Photo credit: Richard Wolowicz
Brandon McMillan reflects on WJ run

Once you wear the Maple Leaf, it never comes off

Dec 29, 2025 | 6:00 AM

While Canada’s best young players are once again pulling on the maple leaf and commanding the country’s attention at the World Junior Hockey Championship, one familiar name around Kelowna knows exactly what this moment feels like.

It was 15 years ago this month that current Kelowna Rockets assistant coach Brandon McMillan was living it.

The year was 2010. The World Juniors were on home soil, split between Regina and Saskatoon. McMillan wasn’t just watching from his couch; he was wearing the Canadian jersey, chasing gold, and playing in one of the most memorable championship games the tournament has ever seen.

“I knew I was on their [Hockey Canada’s] radar,” McMillan said. “I went to the summer camp, started the season well, then I broke my foot and missed about a month.

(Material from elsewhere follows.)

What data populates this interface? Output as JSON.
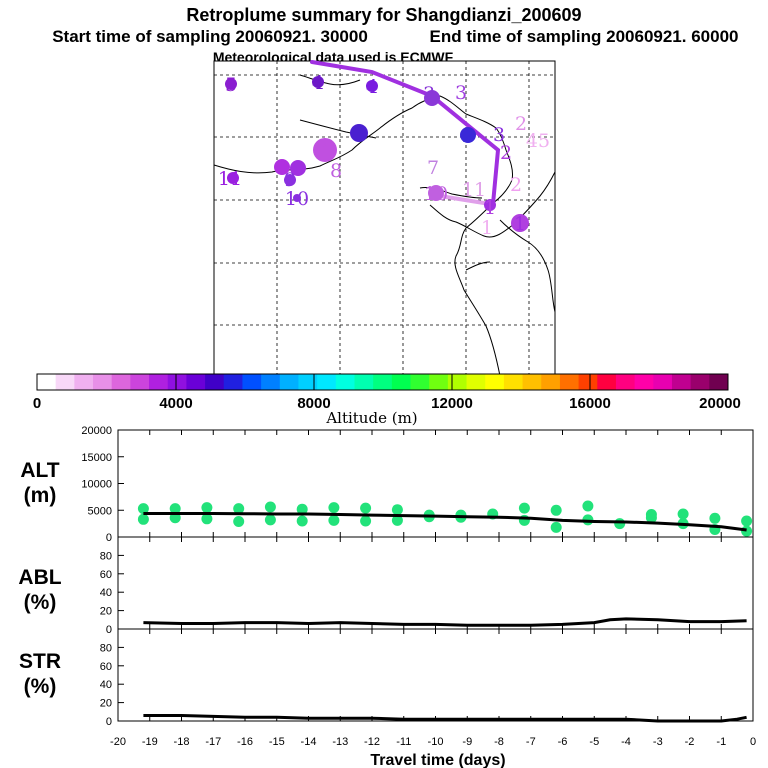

You always wonder if they’re still thinking about you.”

Back then, making Team Canada meant surviving a true grind. Nearly 40 of the country’s top junior players were brought together for a full training camp, five to seven days of practices, intrasquad games, and exhibition action with coaches watching everything.

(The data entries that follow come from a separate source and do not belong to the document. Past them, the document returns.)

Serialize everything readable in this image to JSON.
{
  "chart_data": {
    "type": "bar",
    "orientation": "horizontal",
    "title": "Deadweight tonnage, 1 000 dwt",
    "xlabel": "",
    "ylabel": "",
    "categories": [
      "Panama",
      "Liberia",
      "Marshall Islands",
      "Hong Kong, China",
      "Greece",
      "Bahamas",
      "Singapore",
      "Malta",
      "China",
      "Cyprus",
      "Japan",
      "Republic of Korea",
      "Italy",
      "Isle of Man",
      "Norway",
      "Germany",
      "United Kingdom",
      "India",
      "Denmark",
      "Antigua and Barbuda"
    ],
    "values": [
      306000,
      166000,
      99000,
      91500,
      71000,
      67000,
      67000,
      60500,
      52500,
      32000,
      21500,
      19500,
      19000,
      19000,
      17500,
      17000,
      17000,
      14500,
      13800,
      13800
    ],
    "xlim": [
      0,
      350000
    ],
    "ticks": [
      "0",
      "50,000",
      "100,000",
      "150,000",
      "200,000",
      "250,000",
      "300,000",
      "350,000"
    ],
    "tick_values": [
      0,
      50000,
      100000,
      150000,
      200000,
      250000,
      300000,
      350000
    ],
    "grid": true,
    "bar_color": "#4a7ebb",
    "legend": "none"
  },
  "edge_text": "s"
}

“It was more of a competition back then,” McMillan explained. “They wanted to see everyone together before making those final decisions.”

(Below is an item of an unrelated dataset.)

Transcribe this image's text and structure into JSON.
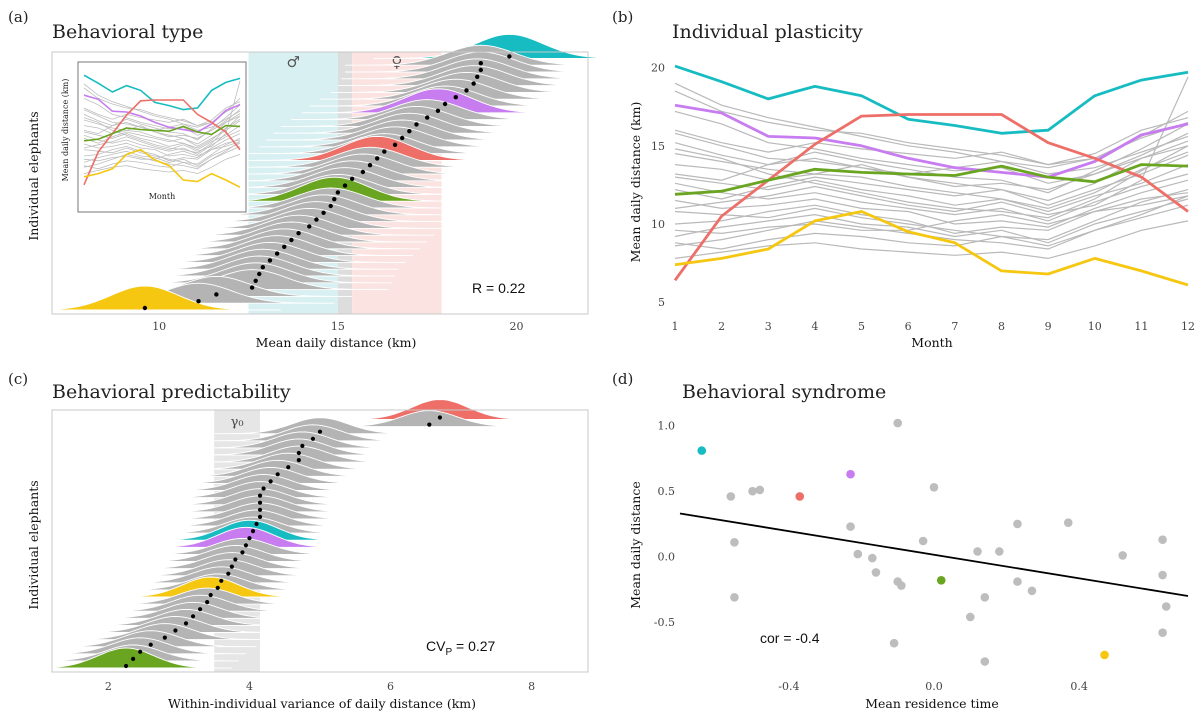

McMillan arrived not as a flashy scorer, but as a player who understood his identity.

“I think I brought something different,” he said. “I was more of a role player. That’s where I fit, doing the work, competing, helping the group gel.”

Sometimes, timing helps too.

McMillan still remembers a night in Kelowna when then-Rockets coach Ryan Huska gave him a quiet nudge before puck drop.

“He told me Willie Desjardins was coaching against us that night, and that he was also the head coach of Team Canada,” McMillan recalled with a laugh. “I went out and had a really good game. Maybe that stuck.”

Desjardins did notice. McMillan made the team.

Training camp set up shop in Regina, with an exhibition game in Calgary before the team moved on to Saskatoon for the tournament itself. Canada’s roster was loaded. Taylor Hall, Brayden Schenn, Nazem Kadri, Jordan Eberle, a group that mirrors today’s World Junior teams packed with first-round talent.

“We had an unbelievable group,” McMillan said. “Really strong forwards, strong defence. Every game was tight, intense. Just like you see now.”

Canada’s tournament ended in heartbreak — a 6-5 overtime loss to the United States in the gold medal game.

“That one was tough,” McMillan admitted. “Four-on-four overtime. We had a great chance at one end, didn’t score, and they came back on a two-on-one and finished it. That’s hockey.”

The final was chaos in the best and worst ways. Both goalies were pulled late. The game was tied 5-5 going into overtime. One bounce decided gold and silver.

“Pretty crazy game,” McMillan said. “But I’m thankful to have been part of it.”

McMillan finished the tournament with eight points in six games — production that surprised even him.

“I was never known as a gifted offensive guy,” he said. “My offence came from work, compete, and playing with really skilled players. My job was to get the puck back, get it to them, and good things happened.”

Despite the pressure that comes with wearing the Canadian jersey in a hockey-mad country, McMillan says he never felt overwhelmed.

“Maybe I was just young and naive,” he said. “I didn’t feel the pressure. I was present. I just played. I think that’s why things went well.”

That lesson still resonates today, especially as a coach watching the next generation navigate the same spotlight.

Discipline, he says, remains just as critical now as it was then.

“The power play at this tournament is huge,” McMillan said. “If you take bad penalties, that can be the turning point. We talked about that a lot.”

As for the silver medal?

“I don’t even know where it is right now,” he said with a smile. “Probably in a safe somewhere.”

But the memories are easy to find.

The stick he used in the tournament, signed by his teammates, still sits in his garage. The jersey hangs high above it.

“Making that team and wearing that jersey at the World Juniors,” McMillan said, “that’s one of the top experiences of my hockey life. Talking about it now brings it all back.”

Fifteen years later, as Canada chases another championship and a new group of teenagers carries the weight of a nation’s expectations, Brandon McMillan’s story is a reminder:

The games are still tight.

The margins are still thin.

And once you wear that jersey,  even for a moment, it never really comes off.